Parvo Facts

by admin on July 17, 2010

Canine parvo virus (CPV), or parvo for short, is a very serious disease in dogs which is highly contagious. It is most common among puppies, but is also prominent among older dogs who may be unprotected against it. However, a parvo vaccine has helped to control it recently. Puppies are considered most vulnerable to the disease in the period between weaning and six-months old.

Parvo seems to be more common in Rottweilers and Doberman Pinschers who also happen to be less likely to recover from it. Generally, infected dogs have about a fifty per cent chance of survival, although if they survive their first four days, that percentage does rise a lot, and the dog is likely to recover rapidly. After suffering from it, dogs will become immune to parvo, so there is no danger of reinfection.

Parvo can be found in the faeces of infected dogs. Just like human flu, there is more chance of it spreading if lots of dogs are around each other. Since it is so highly contagious, it is very important to prevent outbreaks, especially at places like dog shows. It follows, then, that dogs who spend their time away from other dogs (that is, they spend the majority of their time in the house), are much less likely to contract the disease.

The thing that makes parvo so contagious is that it can be transmitted via simple things like hair or feet of infected dogs. Also, it has great longevity outside the body of a dog, lasting as long as five months in the faeces of infected dogs.

There are two types of parvo: diarrhoea syndrome and cardiac syndrome. If you read the article on dog parvo symptoms, there is information on distinguishing between the symptoms of the two.

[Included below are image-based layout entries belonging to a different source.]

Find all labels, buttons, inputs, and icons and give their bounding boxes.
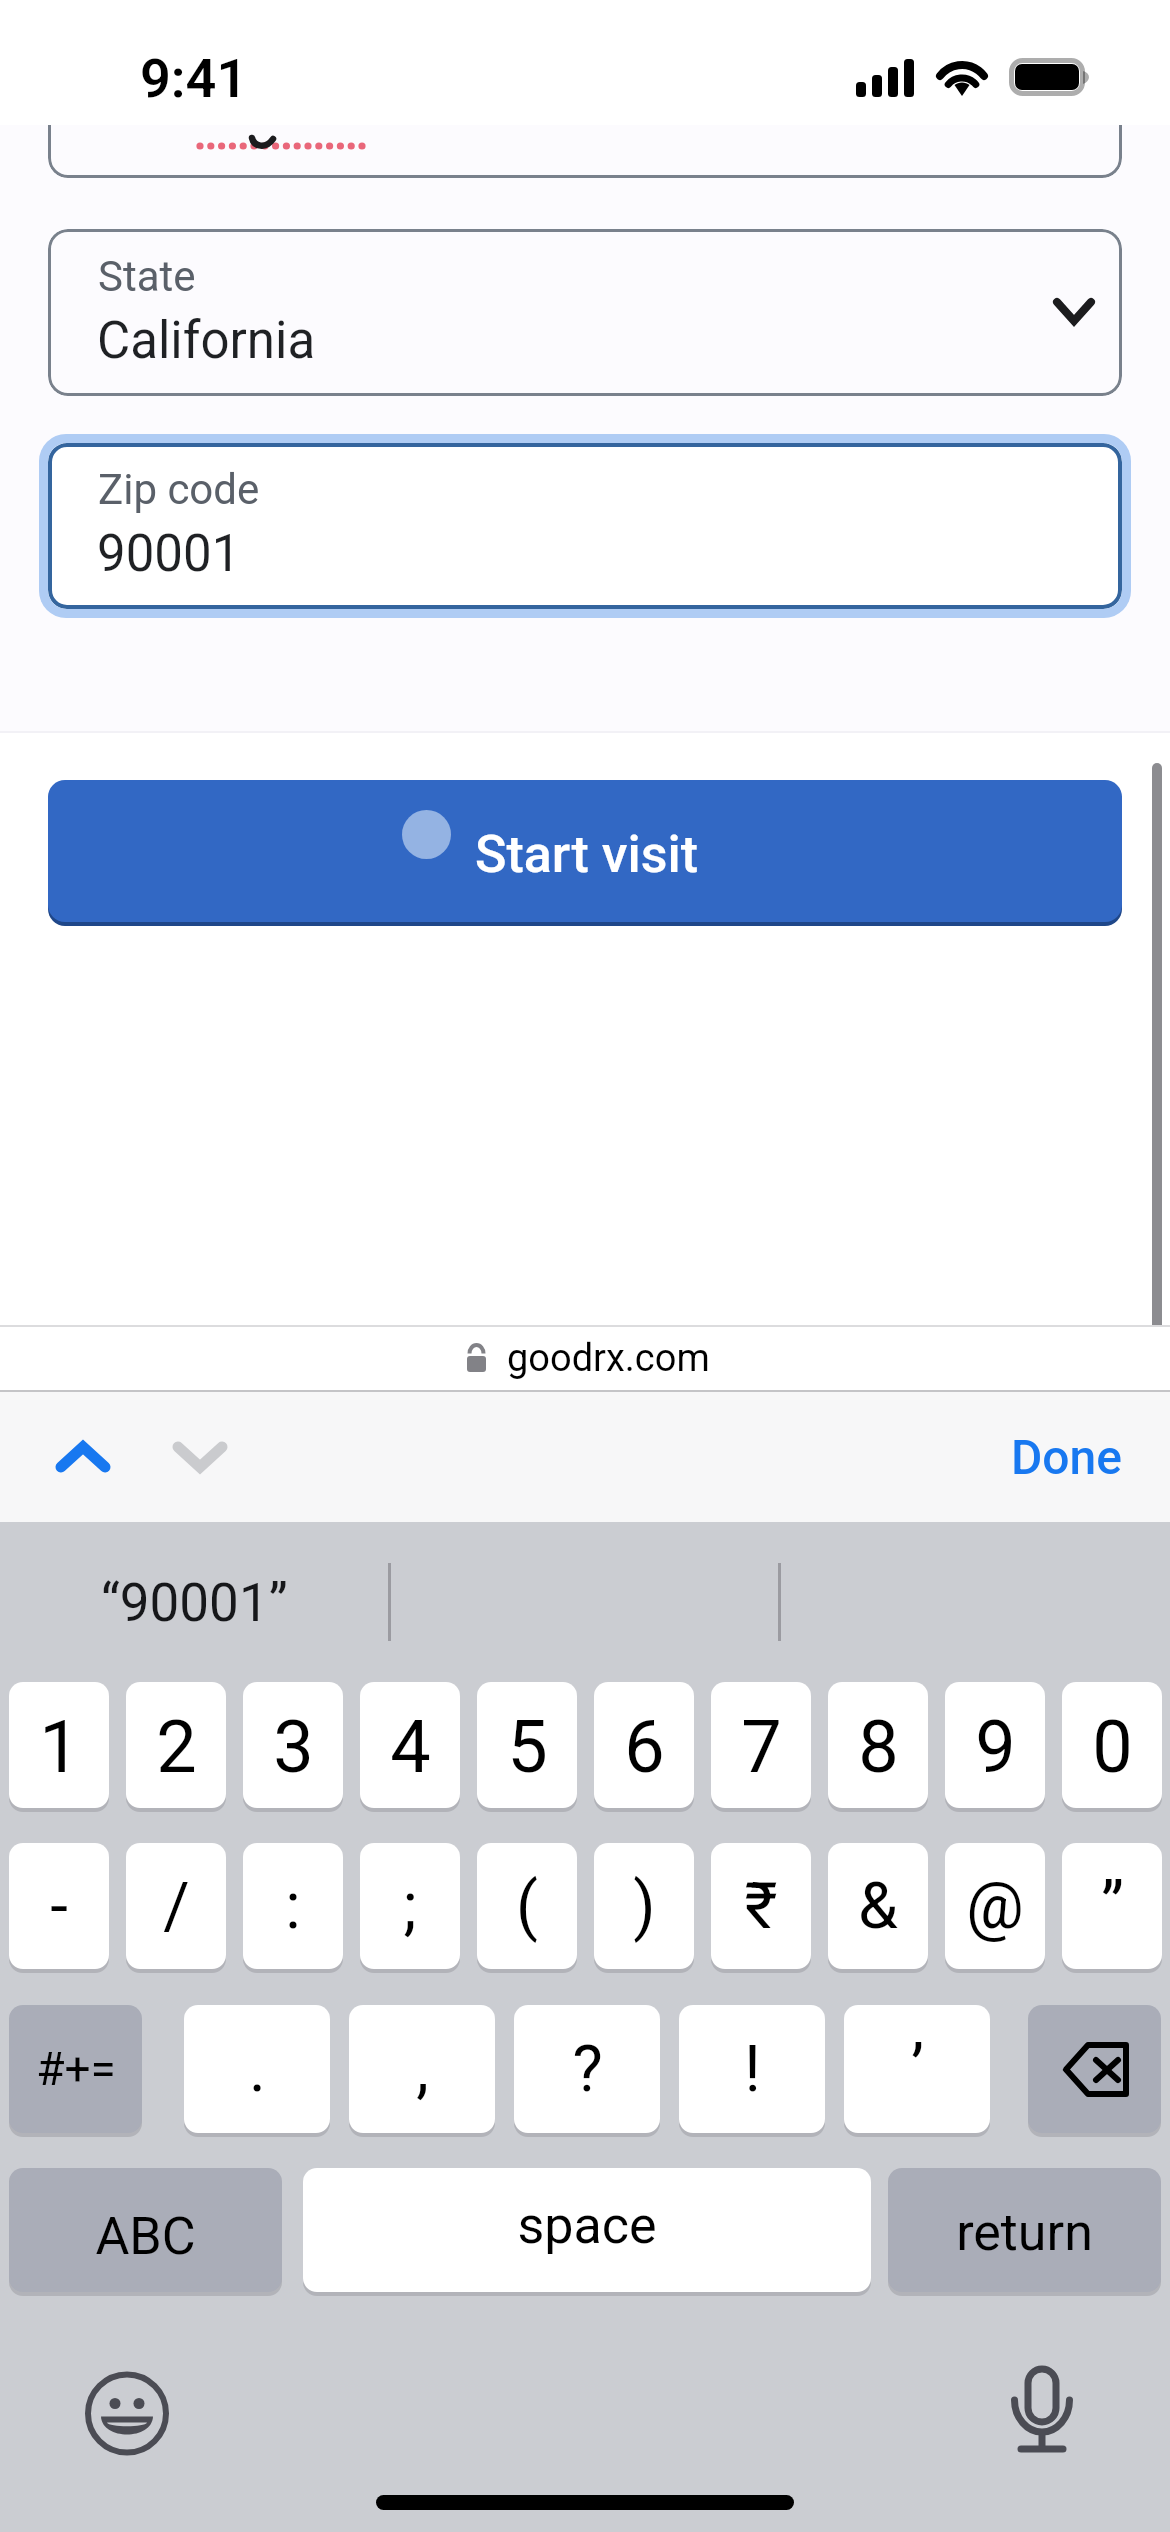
staticText: ’ bbox=[911, 2032, 924, 2107]
button[interactable]: Emoji keyboard bbox=[77, 2362, 177, 2465]
staticText: 3 bbox=[273, 1705, 314, 1789]
staticText: goodrx.com bbox=[507, 1336, 710, 1381]
staticText: State bbox=[98, 252, 196, 301]
staticText: return bbox=[956, 2202, 1093, 2263]
staticText: ABC bbox=[95, 2206, 196, 2267]
button[interactable]: ₹ bbox=[711, 1843, 811, 1969]
button[interactable]: ’ bbox=[844, 2005, 990, 2133]
staticText: / bbox=[163, 1869, 190, 1944]
staticText: ” bbox=[1101, 1869, 1124, 1944]
button[interactable]: Done bbox=[981, 1409, 1170, 1505]
staticText: ; bbox=[403, 1869, 417, 1944]
staticText: space bbox=[517, 2195, 657, 2256]
button[interactable]: . bbox=[184, 2005, 330, 2133]
button[interactable]: ” bbox=[1062, 1843, 1162, 1969]
button[interactable]: / bbox=[126, 1843, 226, 1969]
staticText: : bbox=[285, 1869, 301, 1944]
button[interactable]: return bbox=[888, 2168, 1161, 2292]
staticText: 90001 bbox=[97, 524, 241, 584]
button[interactable]: 2 bbox=[126, 1682, 226, 1808]
button[interactable]: Zip code bbox=[39, 434, 1131, 618]
staticText: 4 bbox=[390, 1705, 431, 1789]
button[interactable]: 3 bbox=[243, 1682, 343, 1808]
staticText: Done bbox=[1011, 1429, 1122, 1485]
staticText: 2 bbox=[156, 1705, 197, 1789]
button[interactable]: 5 bbox=[477, 1682, 577, 1808]
staticText: & bbox=[858, 1869, 898, 1944]
button[interactable]: ! bbox=[679, 2005, 825, 2133]
button[interactable]: : bbox=[243, 1843, 343, 1969]
button[interactable]: 0 bbox=[1062, 1682, 1162, 1808]
staticText: 8 bbox=[858, 1705, 899, 1789]
button[interactable]: 6 bbox=[594, 1682, 694, 1808]
button[interactable]: ; bbox=[360, 1843, 460, 1969]
staticText: Start visit bbox=[475, 824, 699, 885]
staticText: 6 bbox=[624, 1705, 665, 1789]
button[interactable]: ) bbox=[594, 1843, 694, 1969]
button[interactable] bbox=[1028, 2005, 1161, 2133]
staticText: 5 bbox=[507, 1705, 548, 1789]
staticText: 7 bbox=[741, 1705, 782, 1789]
button[interactable]: Dictation bbox=[992, 2357, 1092, 2467]
button[interactable]: Start visit bbox=[48, 780, 1122, 922]
button[interactable]: space bbox=[303, 2168, 871, 2292]
button[interactable]: Previous field bbox=[23, 1412, 143, 1502]
button[interactable]: ? bbox=[514, 2005, 660, 2133]
staticText: ! bbox=[744, 2032, 761, 2107]
button[interactable]: 8 bbox=[828, 1682, 928, 1808]
staticText: 9:41 bbox=[140, 47, 248, 110]
staticText: California bbox=[97, 311, 316, 371]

Regarding treatment, it is necessary that the dog parvo symptoms are recognised immediately. The infected dog should be hospitalized and kept warm. Unfortunately there is no drug that kills the virus, but to give the infected dog the best chance of survival, it is essential that professional attention is sought. The dog must be isolated for another month after recovery.

However, the easiest way to prevent parvo is vaccinations, which must be administered annually or biannually. Just like most human diseases, the disease is becoming less prominent due to vaccination, and many puppy training classes now require dogs to be vaccinated.